Ich wäre fast explodiert, aber ich biss mir stattdessen auf die Lippe. „Die ganze Situation betrifft mich. Ist es für alle in Ordnung, mich von meiner Familie und dem Mann, den ich heiraten sollte, verraten zu lassen?“
„Was zwischen Alphas abläuft, geht dich nichts an. Alles, was du tun musst, ist, still zu stehen und zu tun, was man dir sagt“, sagte mein Vater.
Meine Fingernägel gruben sich in meine Handflächen, als ich die Fäuste ballte. „Bedeutet mein Leben euch allen so wenig?“
Ich fühlte mich wie ihre Marionette. Genau so hatten sie mich immer behandelt.
Michael sollte mein Ausweg sein.

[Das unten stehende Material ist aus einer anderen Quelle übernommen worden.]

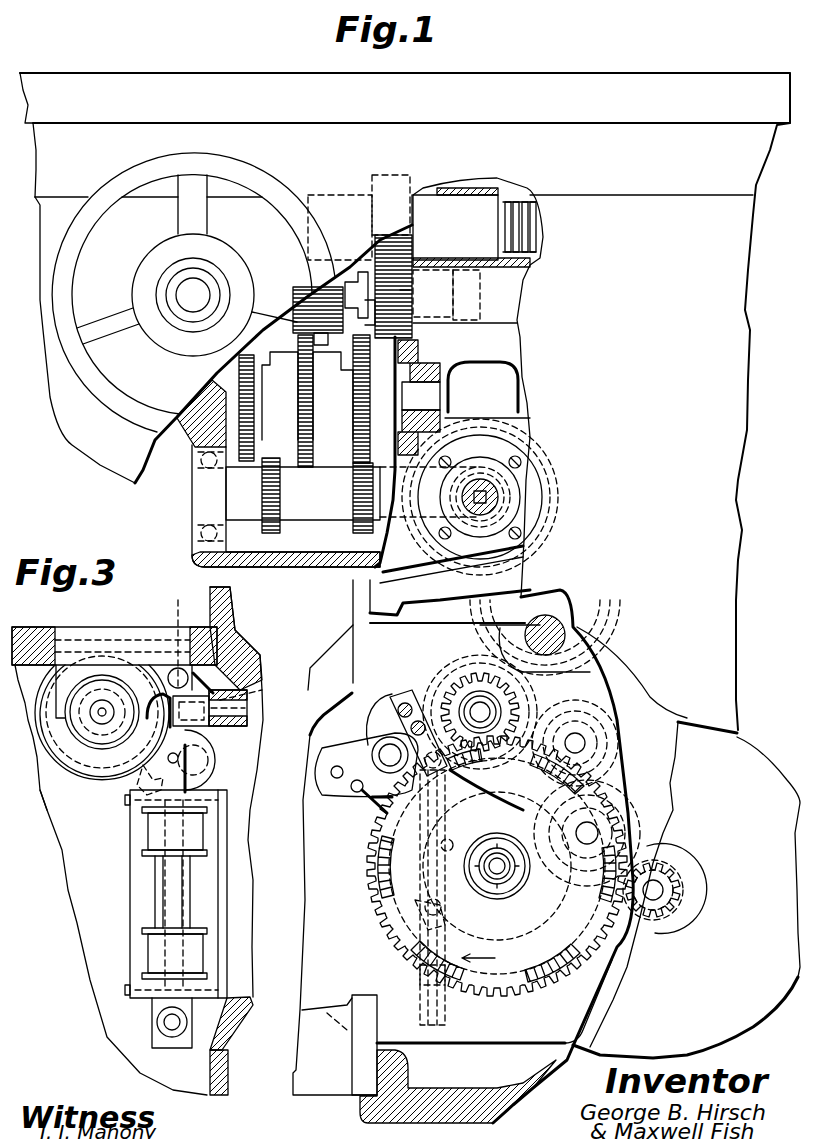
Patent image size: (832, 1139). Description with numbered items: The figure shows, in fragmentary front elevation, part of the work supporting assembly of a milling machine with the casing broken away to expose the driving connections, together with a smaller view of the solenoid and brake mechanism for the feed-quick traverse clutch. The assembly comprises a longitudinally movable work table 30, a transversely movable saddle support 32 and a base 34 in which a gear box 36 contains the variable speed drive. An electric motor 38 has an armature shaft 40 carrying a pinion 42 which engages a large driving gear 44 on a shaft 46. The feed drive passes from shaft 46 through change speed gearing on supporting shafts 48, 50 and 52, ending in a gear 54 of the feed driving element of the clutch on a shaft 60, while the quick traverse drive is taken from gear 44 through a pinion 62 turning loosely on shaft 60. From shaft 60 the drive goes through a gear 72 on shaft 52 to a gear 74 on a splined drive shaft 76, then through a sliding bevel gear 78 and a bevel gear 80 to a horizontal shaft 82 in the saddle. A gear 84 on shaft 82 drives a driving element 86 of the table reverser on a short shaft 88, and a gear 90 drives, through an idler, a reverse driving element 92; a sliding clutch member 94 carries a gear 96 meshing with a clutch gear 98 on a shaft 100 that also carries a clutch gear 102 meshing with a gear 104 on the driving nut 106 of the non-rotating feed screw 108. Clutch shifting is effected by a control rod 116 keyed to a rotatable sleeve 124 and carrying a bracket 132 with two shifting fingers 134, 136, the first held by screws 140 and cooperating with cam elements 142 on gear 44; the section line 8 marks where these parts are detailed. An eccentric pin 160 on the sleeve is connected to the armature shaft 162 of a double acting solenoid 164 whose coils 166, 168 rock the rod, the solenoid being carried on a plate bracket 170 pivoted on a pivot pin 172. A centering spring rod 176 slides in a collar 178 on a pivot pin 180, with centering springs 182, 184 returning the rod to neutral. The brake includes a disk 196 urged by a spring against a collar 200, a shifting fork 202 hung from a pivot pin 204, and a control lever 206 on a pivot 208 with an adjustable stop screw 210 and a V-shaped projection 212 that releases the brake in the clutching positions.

Aber jetzt schien es, als ob nichts davon echt gewesen wäre. Das Schlimmste war, dass ich darauf hereingefallen war.
Tränen drohten in meinen Augen, aber ein Klopfen an der Tür hinter mir unterbrach dieses Gespräch. Mein Vater schob mich zur Seite, um sie zu öffnen.
Auch wenn dies ein schwieriges Gespräch war, ich werde nicht gehen.
„Grüße, Alpha Crowley. Mein Name ist Anthony Martin, und ich bin der Beta des Titanfang-Rudels. Ich bin mit Geschenken von meinem Alpha gekommen, sowie mit einer Nachricht.“
Hinter dem Beta hielten mehrere Omegas, die niedrigsten Rangwölfe, zahlreiche luxuriöse Geschenkboxen und Taschen.